誰も知らないしこれからもきっと【大平寺跡】

前回、私はわりと急な坂道を上って、鬱蒼とした森の中にある【大平寺古墳群】を訪ねたのでした。(→古墳の中からこんにちわ【大平寺古墳群】

で、その坂道を上る手前のところに↓

公園があるんです。その名は『大平寺東公園』。↓

園内に案内板があったので

近づいて読んでみます。↓

ついでに福岡市のサイト『福岡市の文化財』の【大平寺跡】の項と合わせて参照します。↓

福岡藩の儒学者である貝原益軒の『筑前国続風土記』には【大平寺】について「桧原村の内にて橿(柏)原の境にある禅寺なりしとやか今に其跡残れり。那珂郡屋形原(南区)に居たる千葉探題の帰依の寺

なりし故むかしは大寺なりしとやか。」という記述があります。ですが九州探題に千葉氏は存在しないので、おそらくこの地を勢力下にいれた武士が探題を自称したのでしょう。

また、この他に【大平寺】の創建を示す史料や伝承はなく遺構も残っていない。現在は、住宅地に囲まれた大平寺東公園の一角に、室町時代の阿弥陀如来の石仏と板碑が祭られている。

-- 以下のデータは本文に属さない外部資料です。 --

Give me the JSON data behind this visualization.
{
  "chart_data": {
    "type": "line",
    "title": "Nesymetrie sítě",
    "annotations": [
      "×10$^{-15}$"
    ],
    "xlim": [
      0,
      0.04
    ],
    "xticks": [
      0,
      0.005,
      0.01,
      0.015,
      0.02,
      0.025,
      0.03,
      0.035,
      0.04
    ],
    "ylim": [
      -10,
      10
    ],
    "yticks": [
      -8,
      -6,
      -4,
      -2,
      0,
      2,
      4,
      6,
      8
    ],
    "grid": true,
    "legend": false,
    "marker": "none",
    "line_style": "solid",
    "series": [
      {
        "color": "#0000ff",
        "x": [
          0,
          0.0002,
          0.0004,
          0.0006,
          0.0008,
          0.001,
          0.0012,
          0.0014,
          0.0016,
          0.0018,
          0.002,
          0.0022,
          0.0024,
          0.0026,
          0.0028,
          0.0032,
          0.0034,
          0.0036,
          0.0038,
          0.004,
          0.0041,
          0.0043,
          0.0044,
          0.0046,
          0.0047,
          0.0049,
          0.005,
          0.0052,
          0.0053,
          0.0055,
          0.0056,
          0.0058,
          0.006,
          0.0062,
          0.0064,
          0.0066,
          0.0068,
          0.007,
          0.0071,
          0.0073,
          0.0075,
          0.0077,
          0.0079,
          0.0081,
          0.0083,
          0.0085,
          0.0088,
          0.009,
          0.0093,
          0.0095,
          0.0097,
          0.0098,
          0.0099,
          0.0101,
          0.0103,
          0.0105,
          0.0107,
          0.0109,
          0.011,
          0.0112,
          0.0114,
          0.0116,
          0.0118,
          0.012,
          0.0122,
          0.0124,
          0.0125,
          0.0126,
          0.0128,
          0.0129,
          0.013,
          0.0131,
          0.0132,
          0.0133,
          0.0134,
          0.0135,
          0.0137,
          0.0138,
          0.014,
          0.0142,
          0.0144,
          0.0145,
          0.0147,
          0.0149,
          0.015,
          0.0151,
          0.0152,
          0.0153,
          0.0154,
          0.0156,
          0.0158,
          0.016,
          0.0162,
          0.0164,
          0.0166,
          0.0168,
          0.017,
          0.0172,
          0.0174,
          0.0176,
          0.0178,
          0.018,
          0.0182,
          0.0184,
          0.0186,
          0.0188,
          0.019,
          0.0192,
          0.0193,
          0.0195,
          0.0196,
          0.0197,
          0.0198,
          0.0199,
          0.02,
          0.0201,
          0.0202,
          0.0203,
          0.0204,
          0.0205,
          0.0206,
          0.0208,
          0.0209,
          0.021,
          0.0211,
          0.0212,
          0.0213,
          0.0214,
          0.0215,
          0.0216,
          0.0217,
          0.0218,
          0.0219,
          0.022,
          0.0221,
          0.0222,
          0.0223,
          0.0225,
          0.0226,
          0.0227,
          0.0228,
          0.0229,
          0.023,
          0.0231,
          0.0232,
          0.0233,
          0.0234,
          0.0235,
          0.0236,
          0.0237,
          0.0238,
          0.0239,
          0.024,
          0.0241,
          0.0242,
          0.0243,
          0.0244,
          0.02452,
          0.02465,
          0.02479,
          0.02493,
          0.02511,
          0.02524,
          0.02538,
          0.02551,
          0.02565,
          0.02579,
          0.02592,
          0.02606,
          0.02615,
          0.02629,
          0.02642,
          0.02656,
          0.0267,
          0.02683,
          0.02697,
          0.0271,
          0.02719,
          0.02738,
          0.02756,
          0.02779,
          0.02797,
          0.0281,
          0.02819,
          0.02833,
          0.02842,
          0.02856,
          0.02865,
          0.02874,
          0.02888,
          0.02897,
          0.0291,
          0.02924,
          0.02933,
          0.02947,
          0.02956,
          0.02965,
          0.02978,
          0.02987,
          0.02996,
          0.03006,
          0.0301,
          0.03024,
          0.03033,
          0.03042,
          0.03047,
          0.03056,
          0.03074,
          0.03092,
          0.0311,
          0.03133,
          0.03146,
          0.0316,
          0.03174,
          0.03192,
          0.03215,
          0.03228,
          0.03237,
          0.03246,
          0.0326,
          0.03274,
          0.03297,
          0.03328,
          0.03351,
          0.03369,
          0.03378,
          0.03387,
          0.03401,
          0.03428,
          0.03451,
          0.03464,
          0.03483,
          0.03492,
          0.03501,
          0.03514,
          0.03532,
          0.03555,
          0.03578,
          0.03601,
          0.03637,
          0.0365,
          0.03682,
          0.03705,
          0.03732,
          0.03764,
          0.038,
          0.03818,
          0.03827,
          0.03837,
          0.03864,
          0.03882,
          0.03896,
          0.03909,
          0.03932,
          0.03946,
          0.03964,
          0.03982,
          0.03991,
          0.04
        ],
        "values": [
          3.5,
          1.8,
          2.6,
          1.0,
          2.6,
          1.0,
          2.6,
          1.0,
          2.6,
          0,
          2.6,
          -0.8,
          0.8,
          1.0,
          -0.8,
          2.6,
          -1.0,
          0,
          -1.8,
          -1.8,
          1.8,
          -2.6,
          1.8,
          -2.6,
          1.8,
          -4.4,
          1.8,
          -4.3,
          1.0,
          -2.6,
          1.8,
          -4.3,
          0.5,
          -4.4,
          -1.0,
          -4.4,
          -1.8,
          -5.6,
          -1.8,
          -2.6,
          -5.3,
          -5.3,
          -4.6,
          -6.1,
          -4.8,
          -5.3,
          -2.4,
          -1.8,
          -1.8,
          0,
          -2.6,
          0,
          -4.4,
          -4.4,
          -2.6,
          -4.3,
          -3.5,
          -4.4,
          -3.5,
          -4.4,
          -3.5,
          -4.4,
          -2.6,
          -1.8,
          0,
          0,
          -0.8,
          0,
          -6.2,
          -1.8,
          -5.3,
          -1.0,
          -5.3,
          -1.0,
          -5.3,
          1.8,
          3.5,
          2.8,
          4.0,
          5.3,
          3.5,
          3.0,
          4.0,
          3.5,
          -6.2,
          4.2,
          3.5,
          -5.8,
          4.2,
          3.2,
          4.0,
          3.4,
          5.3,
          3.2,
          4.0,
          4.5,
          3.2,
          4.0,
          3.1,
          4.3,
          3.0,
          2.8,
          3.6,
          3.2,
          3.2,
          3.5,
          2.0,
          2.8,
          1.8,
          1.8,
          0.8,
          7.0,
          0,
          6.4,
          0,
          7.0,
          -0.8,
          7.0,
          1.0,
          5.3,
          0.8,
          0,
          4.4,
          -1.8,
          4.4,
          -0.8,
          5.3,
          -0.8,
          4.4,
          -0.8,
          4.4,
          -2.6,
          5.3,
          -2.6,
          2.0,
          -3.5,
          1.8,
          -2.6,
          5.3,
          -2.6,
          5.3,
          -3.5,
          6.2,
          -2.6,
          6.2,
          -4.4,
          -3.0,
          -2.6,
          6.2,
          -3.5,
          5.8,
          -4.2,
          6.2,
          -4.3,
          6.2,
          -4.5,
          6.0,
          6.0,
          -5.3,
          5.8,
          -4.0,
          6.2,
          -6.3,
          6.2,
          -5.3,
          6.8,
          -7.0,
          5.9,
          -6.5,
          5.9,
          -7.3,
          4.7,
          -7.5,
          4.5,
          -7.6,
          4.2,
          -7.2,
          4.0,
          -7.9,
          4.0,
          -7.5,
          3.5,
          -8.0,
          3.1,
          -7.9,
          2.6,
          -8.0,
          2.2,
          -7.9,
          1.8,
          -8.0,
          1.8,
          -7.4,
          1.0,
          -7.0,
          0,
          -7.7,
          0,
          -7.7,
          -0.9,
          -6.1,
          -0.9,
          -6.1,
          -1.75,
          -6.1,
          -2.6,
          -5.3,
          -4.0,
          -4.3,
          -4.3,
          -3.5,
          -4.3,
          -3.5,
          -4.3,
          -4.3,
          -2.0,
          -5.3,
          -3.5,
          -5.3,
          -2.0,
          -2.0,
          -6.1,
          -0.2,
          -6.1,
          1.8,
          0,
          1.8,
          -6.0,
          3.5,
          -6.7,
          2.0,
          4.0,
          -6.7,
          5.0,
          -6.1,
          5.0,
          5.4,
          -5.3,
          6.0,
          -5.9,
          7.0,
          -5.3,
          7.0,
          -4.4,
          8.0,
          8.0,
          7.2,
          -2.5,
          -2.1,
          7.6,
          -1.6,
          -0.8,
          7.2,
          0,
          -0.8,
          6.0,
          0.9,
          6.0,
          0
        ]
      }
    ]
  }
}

ということだそうで、ここにでてくる「九州探題」とはwikipediaによりますと↓

室町幕府の軍事的出先機関である。

とのこと。

貝原益軒が筑前国続風土記に記した内容をまとめてみるとこんな具合。↓

室町時代に、役職を騙った(と思われる)武士が、桧原村に禅寺を建てたと思われる。その寺の跡が、今(江戸時代)も残っている。

そして現在は、地名としてその名が残っているというわけ。

園内のこちらは「観音堂」で↓

阿弥陀如来の石仏と板碑。↓

大平寺は本当に存在したのかな。